ГЛАВА ЧЕТЫРНАДЦАТАЯ

ГЛАВА ЧЕТЫРНАДЦАТАЯ

Мир развивается сам по себе, и

никакой тиран его не изменит и не

остановит.

Авиценна

Меддах Омар отправился из Скутари в дальнюю дорогу — в Адрианополь. Старец знал, что это путешествие будет последним в его жизни: годы, которым забыл счет, склоняли его все ниже к земле, дряхлое тело просилось на вечный покой. Но ум протестовал против такой смерти, которая неминуемо приходит к человеку. Омар стремился оборвать нить своей жизни там, где она могла бы хоть на мгновение осветить путь другим своим последним пламенем.

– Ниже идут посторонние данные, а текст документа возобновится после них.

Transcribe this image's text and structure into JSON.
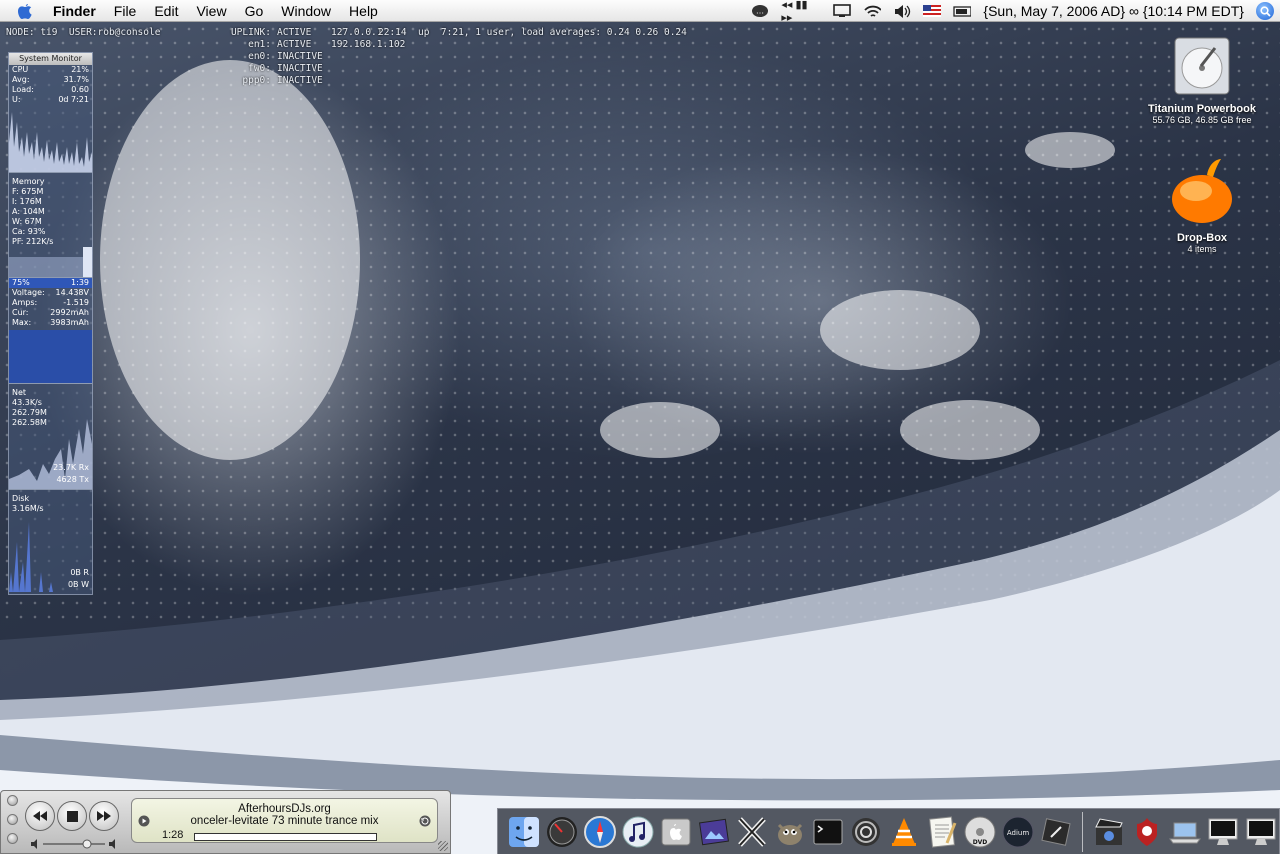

Он не верил в победу повстанцев, которые отважно решились напасть на бывшую столицу Османской империи, но все равно шел к ним. Он заранее предвидел смерть вожака кызылбашей Кер-оглы, но знал, что предотвратить восстание невозможно, как нельзя вычеркнуть ни одного дня из года. Ибо развитие нового мира от рождения до победы — это цепь попыток и упорных стремлений, в которых старое служит для того, чтобы из него вырастало новое.

Ведь смерть ювелира Хюсама не прошла бесследно. Поэтому и Омару грешно уходить, не оказав помощи борющимся за правду.

Видимо, такова уж воля всемогущего аллаха, а может быть, это благодарная судьба подлинных служителей искусства, творения которых оцениваются после кончины. То ли при жизни художник собой заслоняет свой труд, то ли просто не верят люди, что этот, на вид ничем не выдающийся человек, который не умеет так гордо, как придворные певцы, стоять рядом со всесильными мира сего, может быть великим. Но вот уходит он, оставляя свои мысли в песне, в затейливой росписи на вазе, в капители мраморной колонны, и спрашивают тогда люди: <Что это за чародей?> Пытаются вспомнить его имя, расспрашивают друг у друга, и на помощь непомнящим приходят всезнающие придворные, которые травили художника при жизни, и говорят: <Это наш великий предшественник>, чтобы хоть как-нибудь примазаться к бессмертию, коль его бессмертных творений при жизни убить не могли.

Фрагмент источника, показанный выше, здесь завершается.